Main Course was the last album before the Bee Gees’ disco trilogy, and it features three huge hit songs (“Jive Talkin’,” “Fanny Be Tender With My Love” and “Nights on Broadway”) that casual after-the-fact listeners might assume came from the Saturday Night Fever era. But this disc managed to integrate the Bee Gees’ earlier vocal and songwriting styles into a sleek American R&B format without crossing the line into period pop cheese, and it remains a high-water mark (if not the high-water mark) in the group’s catalog.
It’s a pity that Main Course often gets casually tarred with the same brush that so easily paints the records that followed it. Check out this live clip of “Nights on Broadway” to see what a great band these guys were at that point in their career, with Maurice on bass, Barry on guitar, and Alan Kendall (guitar), Dennis Bryon (drums) and Blue Weaver (keyboards) serving as one of the truly greatest backing bands of all time. It’s masterful, and it’s also interesting to see that the high-end vocal parts were being handled by Maurice at that juncture, just before Barry’s falsetto became the quintessential hallmark of the disco-era Bee Gees sound.
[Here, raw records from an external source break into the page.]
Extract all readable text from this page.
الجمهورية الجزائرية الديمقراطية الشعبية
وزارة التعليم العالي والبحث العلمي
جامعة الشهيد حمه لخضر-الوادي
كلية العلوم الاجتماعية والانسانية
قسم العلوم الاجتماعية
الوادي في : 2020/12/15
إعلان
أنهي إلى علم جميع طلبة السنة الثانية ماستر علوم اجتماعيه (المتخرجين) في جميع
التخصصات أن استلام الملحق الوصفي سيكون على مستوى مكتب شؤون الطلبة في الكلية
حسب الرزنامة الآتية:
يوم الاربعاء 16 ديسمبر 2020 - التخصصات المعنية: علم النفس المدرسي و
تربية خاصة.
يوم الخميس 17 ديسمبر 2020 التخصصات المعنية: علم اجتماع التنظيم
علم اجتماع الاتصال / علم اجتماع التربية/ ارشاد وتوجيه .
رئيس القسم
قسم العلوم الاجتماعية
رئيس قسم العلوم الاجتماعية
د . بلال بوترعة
I also think that this song should be taught in music theory classes, as the prolonged “I will wait, even if it takes forever/a lifetime” bridge is such a dynamite tension-builder, a perfectly counter-intuitive example of exactly how to kick a song into a higher gear by slowing it down for a spell. Brilliant!
So I’m going to queue those two albums up on the iPod tonight, as wild plains weather roars outside here in Iowa, and think good and kind thoughts about Robin Gibb. I wish him a full recovery, but if that is not to be, then I also hope that when his time comes, he flies away peacefully and painlessly in the presence of his loved ones. He made a lot of people happy in his lifetime, me among them, and I’m not really sure that there’s any better legacy for a man to leave behind than that.